The Lord make his face shine upon thee, and be gracious unto thee:
Numbers 6:25 (KJV)
Face – An idiom says a lot about a culture. In America, we have the idiom “two faced” when describing someone’s hypocrisy. If a person said different things to different people in order to win favor, we’d consider them to be two faced. We recognize that they are showing one face to one person and another face to the other. But in the Hebrew, our God has two faces.
The word paniym is always used in the plural. So we’d read the verse as, the Lord’s faces shine upon us. This just doesn’t make sense to us does it? Our culture declares someone with more than one face as artificial, back-handed, or deceitful – but this isn’t God. Maybe the paleo-Hebrew letter meanings can help.

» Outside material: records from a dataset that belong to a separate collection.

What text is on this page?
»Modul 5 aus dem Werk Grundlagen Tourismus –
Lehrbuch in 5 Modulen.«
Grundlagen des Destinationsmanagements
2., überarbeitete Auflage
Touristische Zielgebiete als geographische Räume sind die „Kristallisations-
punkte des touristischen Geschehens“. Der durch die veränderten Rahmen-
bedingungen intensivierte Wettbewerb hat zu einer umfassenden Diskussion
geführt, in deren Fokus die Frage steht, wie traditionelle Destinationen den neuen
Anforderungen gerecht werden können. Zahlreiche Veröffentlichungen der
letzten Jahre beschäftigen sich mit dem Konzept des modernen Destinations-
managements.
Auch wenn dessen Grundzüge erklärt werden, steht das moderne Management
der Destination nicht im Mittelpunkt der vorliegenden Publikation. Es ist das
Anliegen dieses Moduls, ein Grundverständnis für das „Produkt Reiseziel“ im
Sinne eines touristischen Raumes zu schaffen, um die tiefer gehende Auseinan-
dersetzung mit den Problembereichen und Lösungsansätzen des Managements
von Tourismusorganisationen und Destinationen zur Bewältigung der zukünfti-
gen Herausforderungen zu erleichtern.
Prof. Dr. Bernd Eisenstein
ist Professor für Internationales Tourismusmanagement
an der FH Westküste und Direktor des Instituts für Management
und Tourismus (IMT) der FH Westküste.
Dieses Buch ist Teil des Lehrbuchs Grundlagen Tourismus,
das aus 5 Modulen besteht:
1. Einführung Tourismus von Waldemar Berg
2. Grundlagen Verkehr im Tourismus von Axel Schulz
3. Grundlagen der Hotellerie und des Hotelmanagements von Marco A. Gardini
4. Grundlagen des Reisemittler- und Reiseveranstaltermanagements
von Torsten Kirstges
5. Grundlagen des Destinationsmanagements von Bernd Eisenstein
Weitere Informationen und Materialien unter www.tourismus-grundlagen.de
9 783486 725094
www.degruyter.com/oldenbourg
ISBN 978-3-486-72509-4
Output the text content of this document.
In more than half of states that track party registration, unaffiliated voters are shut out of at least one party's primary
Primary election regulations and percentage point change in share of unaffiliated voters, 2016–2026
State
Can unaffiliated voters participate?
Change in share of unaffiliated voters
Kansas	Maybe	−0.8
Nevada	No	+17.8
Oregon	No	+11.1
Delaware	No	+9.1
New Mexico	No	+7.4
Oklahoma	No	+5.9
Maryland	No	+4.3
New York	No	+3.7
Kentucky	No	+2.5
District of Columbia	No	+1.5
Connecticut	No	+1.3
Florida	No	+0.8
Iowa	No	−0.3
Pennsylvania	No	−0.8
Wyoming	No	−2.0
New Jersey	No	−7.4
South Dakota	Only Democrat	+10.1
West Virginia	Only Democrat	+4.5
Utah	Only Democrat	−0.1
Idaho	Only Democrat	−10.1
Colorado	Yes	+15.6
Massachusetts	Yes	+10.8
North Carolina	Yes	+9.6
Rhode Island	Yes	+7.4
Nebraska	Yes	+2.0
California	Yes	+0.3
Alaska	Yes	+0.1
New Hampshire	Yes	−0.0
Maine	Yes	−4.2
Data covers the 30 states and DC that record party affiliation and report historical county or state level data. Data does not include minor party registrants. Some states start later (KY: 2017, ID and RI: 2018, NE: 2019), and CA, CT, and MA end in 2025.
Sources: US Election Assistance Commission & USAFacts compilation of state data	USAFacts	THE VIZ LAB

The root of Paniym is spelled with the Hebrew letters pey, nun, hey – פנים. These letters, when combined, can mean “the mouth moves”, and is commonly understood as “what turns back and forth”. So think about this, God can hide His face from us (Ps. 13:1) and yet see everything we do at the same time. Isn’t this contradictory? Not to the Hebrew mind, because you see, God has two faces. It’s not deceptive, but rather it’s the Hebraic way of understanding, and it actually makes a lot of sense when we break it down.
As an instrument of one’s physiology, the face is extremely revealing. Man’s moods, emotions, and dispositions are easily expressed through the features of the face. It’s not only the exterior physical traits, but what’s communicated by those traits as well. Again we start to see a duality in the nature of paniym.
How great is this priestly blessing that calls for all of God’s faces to shine upon us. As Moses writes, no man can look upon God and live (Ex. 19:21) and so if we can’t see if God is looking at us, this blessing reassures us – He is.